No wonder that this life, this consciousness of a connection with the spiritual world which sank deep into these peoples, into the souls of the ancient Celts, is the best preparation whereby they could spread the personal divine element throughout the West in their own way and from their own soil. For what they had experienced in the form of passion and desire, what they had heard sounding forth in the melodies of the spiritual world, prepared them for a later time when they brought into the world sons who revealed these passions in their souls in a purified and milder form. And thus we may say—it seems to us as if Erin's finest sons were to hear again the voices of their ancient bards singing of what they once heard out of the spiritual world as the deeds of their forefathers, but as if in Erin's finest sons the ancient battle cries had now been formed and clarified, and had become words which could express the greatest impulse of mankind.
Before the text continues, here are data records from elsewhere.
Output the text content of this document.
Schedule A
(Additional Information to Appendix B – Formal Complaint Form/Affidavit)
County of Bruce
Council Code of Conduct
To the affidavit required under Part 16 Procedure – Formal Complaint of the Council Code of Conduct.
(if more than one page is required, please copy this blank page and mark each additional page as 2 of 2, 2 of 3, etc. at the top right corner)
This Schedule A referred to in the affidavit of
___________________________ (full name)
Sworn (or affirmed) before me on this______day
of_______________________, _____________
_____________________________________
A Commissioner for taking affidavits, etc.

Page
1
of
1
All this sounded forth out of olden times in the songs about the deeds of the ancient Celts who fought out many things in mighty battles in order to prepare themselves for further deeds of spiritual life in later times, as we recognize them again today in that which the finest sons of the West have achieved. These were the impulses which flowed into the souls of human beings in the 18th Century, when these ancient songs were revived. And it is this which was remembered by those who saw again the wonderful cathedral, built as if by Nature herself, and which caused them to say to themselves—“Here is a site, a gathering place, given to man by karma, in order that what the bards were able to sing about the deeds of their ancestors, about all that the heroes did to steel their forces, might sound back to them as in an echo out of this temple which they themselves did not have to build—out of their holy temple which was built for them by the spirits of Nature and which could be an instrument of enthusiasm for all who beheld it.”

So the tones and harmonies of this Overture which we have just heard offer an opportunity which allows us to sense, in our own way at least, something of the deep and mysterious events which do indeed reign in the history of mankind, events which occurred long before our present era on almost the same soil upon which they now continue to live. As we must deepen ourselves in all that lives within us, and as all that lives within us is only a further resounding of what was there in the past, so this feeling, this sense, for what once was and now works further in mankind is of great significance for occult life.